Marilinda Garcia is a young Hispanic state representative in New Hampshire who recently announced her candidacy for a competitive congressional seat. Upon which she was subject to a nasty attack by a colleague, dismissing her as a clone of another conservative in the state but in “stilettos,” then comparing her to celebrity Kim Kardashian.
In truth – as John Fund noted earlier this week in “The War on Conservative Minorities” — Garcia, in her fourth term in the statehouse, is considered a rising star in the party; she’s an accomplished harp player who has also earned a master’s from Harvard’s Kennedy School. In an interview with National Review Online’s Kathryn Jean Lopez, she speaks for herself about the attack, women in politics, and the future of America.KATHRYN JEAN LOPEZ:
What did you ever do to Peter Sullivan, who compared you to TMZ favorite Kim Kardashian, among other dismissals? Did you ever expect to be compared to her?

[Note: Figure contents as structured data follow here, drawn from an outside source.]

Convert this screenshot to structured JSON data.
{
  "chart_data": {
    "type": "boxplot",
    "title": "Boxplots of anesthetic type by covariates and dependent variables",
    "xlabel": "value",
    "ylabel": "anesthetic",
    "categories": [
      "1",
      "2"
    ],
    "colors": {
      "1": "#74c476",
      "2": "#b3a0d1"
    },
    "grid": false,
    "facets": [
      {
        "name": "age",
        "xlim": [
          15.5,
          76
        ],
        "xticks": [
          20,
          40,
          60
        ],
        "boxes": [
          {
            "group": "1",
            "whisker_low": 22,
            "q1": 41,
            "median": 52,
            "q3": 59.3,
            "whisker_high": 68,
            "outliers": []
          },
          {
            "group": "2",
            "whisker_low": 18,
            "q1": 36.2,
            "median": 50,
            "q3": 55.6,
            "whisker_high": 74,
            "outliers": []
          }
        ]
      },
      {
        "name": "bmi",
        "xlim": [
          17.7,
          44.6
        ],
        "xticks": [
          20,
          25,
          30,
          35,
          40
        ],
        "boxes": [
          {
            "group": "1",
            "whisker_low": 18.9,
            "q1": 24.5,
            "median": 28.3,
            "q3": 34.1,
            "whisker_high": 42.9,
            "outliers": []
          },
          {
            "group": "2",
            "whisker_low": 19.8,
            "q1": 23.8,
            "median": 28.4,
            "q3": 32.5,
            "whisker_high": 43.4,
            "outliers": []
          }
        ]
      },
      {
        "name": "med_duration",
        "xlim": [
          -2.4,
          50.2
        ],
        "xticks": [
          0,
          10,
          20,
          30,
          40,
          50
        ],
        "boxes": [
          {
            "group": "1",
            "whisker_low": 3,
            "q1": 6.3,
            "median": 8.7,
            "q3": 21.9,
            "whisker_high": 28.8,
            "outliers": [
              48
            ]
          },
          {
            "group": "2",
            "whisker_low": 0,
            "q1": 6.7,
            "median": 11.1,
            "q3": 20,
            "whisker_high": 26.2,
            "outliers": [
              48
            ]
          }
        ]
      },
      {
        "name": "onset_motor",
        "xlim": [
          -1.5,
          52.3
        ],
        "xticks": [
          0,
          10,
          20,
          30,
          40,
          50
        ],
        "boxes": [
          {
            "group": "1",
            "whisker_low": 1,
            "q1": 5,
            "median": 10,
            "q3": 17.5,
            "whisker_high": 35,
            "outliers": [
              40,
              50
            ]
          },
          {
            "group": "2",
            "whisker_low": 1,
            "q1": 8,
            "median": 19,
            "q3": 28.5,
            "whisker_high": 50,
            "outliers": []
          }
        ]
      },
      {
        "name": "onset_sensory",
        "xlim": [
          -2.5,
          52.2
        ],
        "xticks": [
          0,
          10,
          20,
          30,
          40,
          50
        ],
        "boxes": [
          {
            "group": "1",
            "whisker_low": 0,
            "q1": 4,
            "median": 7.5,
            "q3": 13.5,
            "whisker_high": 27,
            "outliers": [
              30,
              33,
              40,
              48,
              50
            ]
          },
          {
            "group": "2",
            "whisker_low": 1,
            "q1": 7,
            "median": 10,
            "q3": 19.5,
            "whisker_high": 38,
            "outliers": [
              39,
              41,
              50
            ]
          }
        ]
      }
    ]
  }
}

MARILINDA GARCIA: I do not know Sullivan personally, but I hope he finds peace. I think it’s unfortunate that women — whether they are Democrats like Hillary Clinton or conservatives like me – are often being evaluated by a different set of criteria that has nothing to do with our policy positions or how we would govern. This is not an issue I’m preoccupied with. I’m focused on what’s important to New Hampshire families: developing our economy to provide good-paying jobs and repealing Obamacare, which has done more harm to working-class New Hampshire than the president will acknowledge. But if running in this race helps show conservative young women that we do have a prominent place in the party, then that’s a positive.
LOPEZ: Has making national headlines presented some beneficial opportunities?
GARCIA: I am grateful for the opportunity to spread my message of new-generation conservatism — a message of respect that empowers a free people and free enterprise. However, it is a shame that those concepts must be communicated under headlines about a salacious reality-TV personality and personal attacks in the political sphere.
LOPEZ: Do women have it harder — is the criticism harsher or crasser — in politics?
GARCIA: I think we are subject to different frames of reference, criticism, and attacks than men are, especially when it comes to appearance. To me, the most unfortunate by-product of such personal attacks and vitriol is it discourages good people — and women in particular — from getting involved in politics; causes citizens to be disgusted at the political process; and tarnishes the reputations of all elected officials by virtue of association. And it distracts us from the issues that really matter: Do my children have access to a quality education? Can we count on a steady income from a good job? Will I have affordable health insurance or will it be canceled due to the president’s health-care law? These are serious questions that unfortunately do not always receive the attention they deserve.
LOPEZ: What draws you to public service?
GARCIA: My experience in the state House of Representatives taught me that what we do in government matters, and the interaction between federal and state governments is key. I have been able to sponsor legislation relating to regulatory reform in the health-care sector, development of the innovation economy and the high-tech industry, and pricing transparency in health-care services because I work closely with business leaders and citizens with the same goal of developing New Hampshire’s economy for the long term in areas that are important for our state. That opened my eyes that those closest to the citizens and challenges New Hampshire faces know how to best find solutions to those challenges. I want to be a part of solving our common problems, and for me that required getting involved and running in this race to prevent an adversarial federal government from wreaking havoc on our state budget and policies.
LOPEZ: You’re a musician. Does that prepare one for politics in any interesting ways?
GARCIA: Yes, in that communicating a message that resonates with people is the goal of both a campaign and a musical performance. You have to be prepared, yet be adaptable and ready for the unexpected, while being inspired and seemingly effortless. And while most of the work occurs off the stage, you’re judged on what occurs on the stage.